BSCI-18 ESTROGEN-DEPLETION DECREASES PROGRESSION OF ER¯ BRAIN METASTASES BY PROMOTING AN ANTI-TUMORAL LOCAL IMMUNE RESPONSE

Abstract

We have shown that 17-β-Estradiol (E2) promotes brain metastasis (BM) of estrogen receptor negative (ER¯) BC cells by inducing neuroinflammatory ER+ astrocytes in the brain niche to secrete pro-metastatic factors critical for early brain colonization. E2-depletion prevented brain colonization of human xenografts (MDA231BR/NSG) and syngeneic (E0711/C57Bl6, 4T1/Balb-c) ER¯ models. Yet, whether E2-depletion can be used to decrease progression of established BM and how E2-dependent modulation of brain immune response contributes to the pro-metastatic effects of E2 remains unclear.

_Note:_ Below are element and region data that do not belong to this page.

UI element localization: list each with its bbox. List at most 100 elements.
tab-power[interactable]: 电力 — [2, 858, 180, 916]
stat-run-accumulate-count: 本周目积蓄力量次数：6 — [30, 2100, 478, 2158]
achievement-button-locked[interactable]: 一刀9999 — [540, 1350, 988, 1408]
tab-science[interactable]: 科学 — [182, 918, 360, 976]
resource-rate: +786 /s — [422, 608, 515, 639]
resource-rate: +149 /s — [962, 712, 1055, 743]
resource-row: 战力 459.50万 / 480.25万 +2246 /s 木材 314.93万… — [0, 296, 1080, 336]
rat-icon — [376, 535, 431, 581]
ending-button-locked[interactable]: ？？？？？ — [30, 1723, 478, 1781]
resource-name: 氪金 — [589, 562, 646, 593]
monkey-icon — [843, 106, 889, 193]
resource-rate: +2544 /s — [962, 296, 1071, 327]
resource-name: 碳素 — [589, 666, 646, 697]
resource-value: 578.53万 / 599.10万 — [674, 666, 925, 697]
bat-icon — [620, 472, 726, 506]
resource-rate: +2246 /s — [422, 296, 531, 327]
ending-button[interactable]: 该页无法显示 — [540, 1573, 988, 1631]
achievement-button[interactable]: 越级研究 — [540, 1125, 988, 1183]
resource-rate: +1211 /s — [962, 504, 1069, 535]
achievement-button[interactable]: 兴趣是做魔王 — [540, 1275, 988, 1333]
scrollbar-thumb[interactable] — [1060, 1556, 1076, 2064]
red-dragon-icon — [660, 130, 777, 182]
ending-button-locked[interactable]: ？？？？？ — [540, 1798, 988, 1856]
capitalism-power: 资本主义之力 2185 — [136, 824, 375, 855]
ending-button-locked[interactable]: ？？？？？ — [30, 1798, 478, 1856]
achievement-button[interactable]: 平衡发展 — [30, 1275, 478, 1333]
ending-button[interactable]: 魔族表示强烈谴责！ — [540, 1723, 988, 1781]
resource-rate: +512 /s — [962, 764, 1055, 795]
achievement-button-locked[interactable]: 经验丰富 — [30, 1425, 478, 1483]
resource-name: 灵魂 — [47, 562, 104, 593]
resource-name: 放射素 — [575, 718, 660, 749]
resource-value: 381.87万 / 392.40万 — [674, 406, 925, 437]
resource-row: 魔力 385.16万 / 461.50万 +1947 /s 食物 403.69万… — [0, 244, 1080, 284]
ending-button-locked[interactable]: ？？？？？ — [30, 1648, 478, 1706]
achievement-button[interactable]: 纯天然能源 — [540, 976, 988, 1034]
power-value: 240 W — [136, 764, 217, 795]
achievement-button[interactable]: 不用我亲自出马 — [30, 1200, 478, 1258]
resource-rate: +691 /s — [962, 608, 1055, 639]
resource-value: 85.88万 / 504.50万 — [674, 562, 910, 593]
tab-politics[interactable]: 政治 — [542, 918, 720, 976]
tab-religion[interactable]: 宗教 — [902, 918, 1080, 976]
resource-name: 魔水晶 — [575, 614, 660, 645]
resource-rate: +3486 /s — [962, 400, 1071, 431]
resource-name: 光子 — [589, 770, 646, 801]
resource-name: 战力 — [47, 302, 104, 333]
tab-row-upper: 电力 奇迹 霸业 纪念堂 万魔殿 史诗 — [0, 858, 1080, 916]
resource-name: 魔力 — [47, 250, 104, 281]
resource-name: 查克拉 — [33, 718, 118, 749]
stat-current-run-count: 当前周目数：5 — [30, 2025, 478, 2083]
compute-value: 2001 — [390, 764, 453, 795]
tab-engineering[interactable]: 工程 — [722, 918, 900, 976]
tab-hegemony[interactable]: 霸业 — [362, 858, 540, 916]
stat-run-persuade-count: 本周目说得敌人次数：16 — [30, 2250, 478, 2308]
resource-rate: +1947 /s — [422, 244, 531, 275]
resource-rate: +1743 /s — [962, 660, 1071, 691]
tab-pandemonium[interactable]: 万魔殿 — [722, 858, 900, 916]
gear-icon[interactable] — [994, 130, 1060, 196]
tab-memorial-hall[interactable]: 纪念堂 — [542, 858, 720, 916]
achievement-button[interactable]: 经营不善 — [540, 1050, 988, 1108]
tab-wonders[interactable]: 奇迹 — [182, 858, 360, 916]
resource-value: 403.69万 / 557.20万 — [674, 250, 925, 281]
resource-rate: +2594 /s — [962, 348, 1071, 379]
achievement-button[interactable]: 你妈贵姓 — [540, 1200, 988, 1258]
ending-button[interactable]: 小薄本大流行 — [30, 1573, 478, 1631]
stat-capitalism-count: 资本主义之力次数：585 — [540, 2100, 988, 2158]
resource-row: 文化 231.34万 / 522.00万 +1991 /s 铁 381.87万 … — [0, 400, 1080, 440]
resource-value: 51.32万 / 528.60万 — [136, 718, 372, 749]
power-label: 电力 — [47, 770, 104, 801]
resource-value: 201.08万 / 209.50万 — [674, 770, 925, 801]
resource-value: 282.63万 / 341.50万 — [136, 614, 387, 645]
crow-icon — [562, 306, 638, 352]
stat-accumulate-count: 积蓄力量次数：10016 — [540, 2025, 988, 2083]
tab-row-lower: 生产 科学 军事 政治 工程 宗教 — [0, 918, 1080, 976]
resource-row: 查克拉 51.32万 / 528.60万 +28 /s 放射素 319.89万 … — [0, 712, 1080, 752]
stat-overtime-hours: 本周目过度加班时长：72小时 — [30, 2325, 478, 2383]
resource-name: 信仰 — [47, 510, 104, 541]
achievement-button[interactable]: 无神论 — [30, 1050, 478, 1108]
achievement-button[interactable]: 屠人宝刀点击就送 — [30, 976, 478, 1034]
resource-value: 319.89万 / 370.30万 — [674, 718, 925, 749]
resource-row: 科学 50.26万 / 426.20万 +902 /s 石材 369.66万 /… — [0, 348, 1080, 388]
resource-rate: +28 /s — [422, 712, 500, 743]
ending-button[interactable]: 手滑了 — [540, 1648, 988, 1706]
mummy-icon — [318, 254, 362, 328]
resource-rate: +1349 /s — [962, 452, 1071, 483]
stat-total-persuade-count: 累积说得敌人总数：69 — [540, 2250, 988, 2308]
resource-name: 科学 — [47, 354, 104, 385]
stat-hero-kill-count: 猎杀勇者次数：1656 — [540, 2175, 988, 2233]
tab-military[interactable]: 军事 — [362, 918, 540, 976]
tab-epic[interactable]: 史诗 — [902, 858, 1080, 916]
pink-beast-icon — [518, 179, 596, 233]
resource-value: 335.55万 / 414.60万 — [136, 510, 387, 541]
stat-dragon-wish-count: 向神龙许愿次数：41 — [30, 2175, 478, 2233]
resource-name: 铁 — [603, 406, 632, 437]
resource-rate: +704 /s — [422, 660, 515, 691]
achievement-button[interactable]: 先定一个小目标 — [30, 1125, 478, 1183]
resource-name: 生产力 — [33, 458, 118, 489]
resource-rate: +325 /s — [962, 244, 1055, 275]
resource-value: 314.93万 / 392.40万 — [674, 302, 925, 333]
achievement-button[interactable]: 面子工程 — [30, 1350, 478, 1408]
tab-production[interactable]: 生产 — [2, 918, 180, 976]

To assess whether E2-depletion could decrease BM progression in a model that mimics standard of care for BM, E0771-GFP-luc cells were injected intracardially in syngeneic ovariectomized (OVX)-female C57Bl6 mice supplemented with E2. Seven days after injection (when micrometastases are established), mice received a single 15Gy dose brain irradiation and were randomized to continue receiving E2, E2 withdrawal (E2WD) or E2WD plus the aromatase-inhibitor letrozole (EWD+LET). Endpoint BM (but not systemic metastases) were significantly decreased in E2WD+Letrozole treated mice as compared to E2-treated mice. This effect was abolished when E0711 cells were injected in severely immunocompromised NSG mice or in the absence of brain irradiation, suggesting EWD+LET decreases BM progression through boosting radiation-induced anti-tumor immunity. Accordingly, there were no differences in BM progression in E2, EWD or E2WD+let treated mice in a xenograft model (F2-7 TNBC cells) in NSG mice, even in the presence of brain irradiation. Brain immune-profiling of brain irradiated E2, EWD and EWD+Let C57BL6 mice carrying E0771 BMs shows that brains of EWD+LET-treated mice had a significantly lower fraction of CD4 T cells and an increase in CD8 T cells, suggesting that EWD+letrozole decrease brain metastatic burden in part through modulation of T cells. These results suggest E2-depletion therapies could be used in combination with brain irradiation to decrease progression of BMs and promote an anti-tumoral immune response.